Du foin étalé dans tout le restaurant, devant des employés incrédules. Les images de l’action d’agriculteurs dans un McDonald’s d’Agen, en pleine grogne de la profession, le 24 janvier dernier, ont fait le tour des réseaux sociaux. On est loin du démontage du McDo de Millau en 1999, par José Bové et la Confédération paysanne, qui a marqué les esprits. Mais 25 ans après, la chaîne de fast-food américaine continue d’être la cible de la défiance des agriculteurs.
Pourtant, McDonald’s France met soigneusement en scène son attachement et sa contribution à l’agriculture tricolore depuis plus de 20 ans. Le géant de la restauration – deux millions de repas servis par jour dans l’Hexagone – martèle que 75% de sa matière première agricole est française. Campagnes publicitaires, visites d’exploitations et même un stand au Salon de l’agriculture : l’enseigne ne ménage pas ses efforts pour le faire savoir. Au point de se dire «très alignée avec les revendications actuelles des agriculteurs , notamment sur la rémunération et le défi de la transmission», glisse Rémi Rocca, senior director impact France chez McDonald’s.
La filiale française assure payer les agriculteurs à «un prix rémunérateur basé sur les coûts de production», et revendique de signer des contrats pluriannuels avec le maximum de producteurs possible pour leur garantir un revenu «indépendamment des fluctuations du marché», explique Rémi Rocca. «Comme on ne change pas de partenaire tous les quatre matins, on a le temps de se mettre autour d’une table pour échanger.» Près de 3000 agriculteurs avaient contractualisé leur relation avec l’entreprise en 2022. Un chiffre loin d’être anecdotique.

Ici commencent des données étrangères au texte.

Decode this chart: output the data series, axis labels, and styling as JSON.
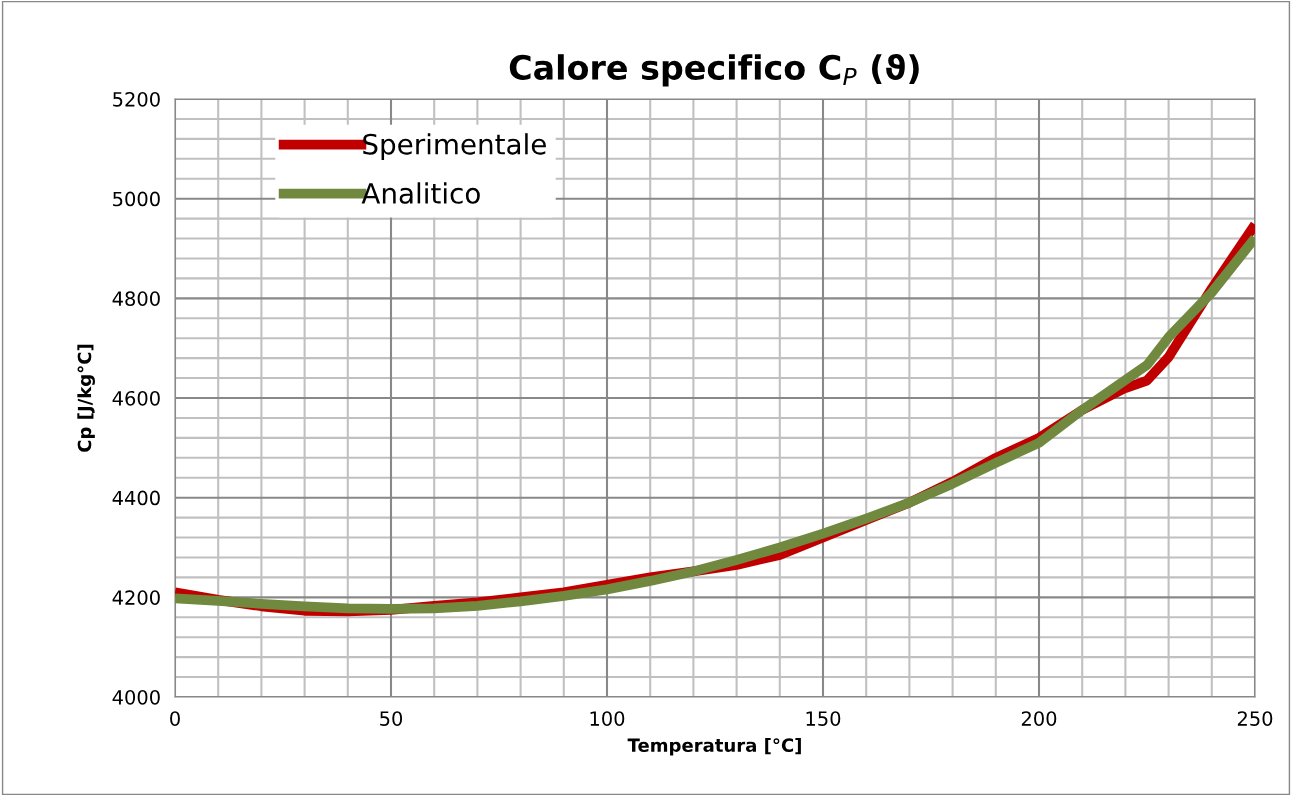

Le blé utilisé dans les pains à burger est 100% français, assure McDonald’s, idem pour le poulet des nuggets (fabriqués par deux fournisseurs dans le Loiret et le Pas-de-Calais). Les frites sont toutes issues de pommes de terre françaises transformées dans l’usine McCain de la Marne, mais pas les potatoes, fabriquées aux Pays-Bas où se trouve le fournisseur qui «a l’expertise du produit», justifie Rémi Rocca.
McDo communique abondamment sur le sujet depuis la fin des années 1990. C’est pour rassurer sur l’origine de ses steaks pendant les deux crises de la vache folle que la filiale française s’est mise à mettre en avant leur origine dans des campagnes publicitaires. Et c’est pour arrêter d’être prise à partie comme un symbole de mauvaises pratiques qu’elle s’est invitée au Salon de l’agriculture.
Un bon moyen de contrer les idées reçues auprès des premiers intéressés. «C’est à l’occasion d’échanges [sur le salon] que beaucoup d’agriculteurs ont découvert que nous étions leurs clients», raconte l’artisan de cette stratégie, ancien communicant puis PDG de McDonald’s France, Jean-Pierre Petit, dans son livre J’ai vendu mon âme à McDo.
En parallèle, l’Américain a francisé ses produits pour se faire accepter – tant des consommateurs que des agriculteurs – avec introduction de fromages AOP, de burgers à la viande charolaise… «Ils sont vraiment exemplaires sur le sourcing des produits français», soufflait un cadre du puissant syndicat agricole FNSEA au Figaro fin janvier, après le saccage du McDo d’Agen, qu’il jugeait «débile».
Malgré tous ces efforts, il reste des angles morts dans l’approvisionnement du géant du fast-food. Lors d’une action contre un McDonald’s – et un Burger King – de Vesoul en novembre dernier, la FDSEA de Haute-Saône dénonçait «l’importation massive de viande d’origine étrangère» des enseignes, pointant surtout la question du bœuf, l’ingrédient principal de leurs burgers.
McDonald’s le reconnaît, ses steaks ne sont pas 100% français – il est de toute façon obligé d’en afficher l’origine en restaurant. Un peu moins de la moitié de son approvisionnement est importé d’Irlande et des Pays-Bas. «On est au maximum de nos capacités en France», se défend Rémi Rocca, qui évoque un manque de vaches suffisamment grasses pour répondre au cahier des charges de la chaîne. Il rappelle que l’enseigne a acheté, en 2022, 21.950 tonnes de bœuf français et assure «travailler avec la filière bovine» pour améliorer ce point dans sa stratégie.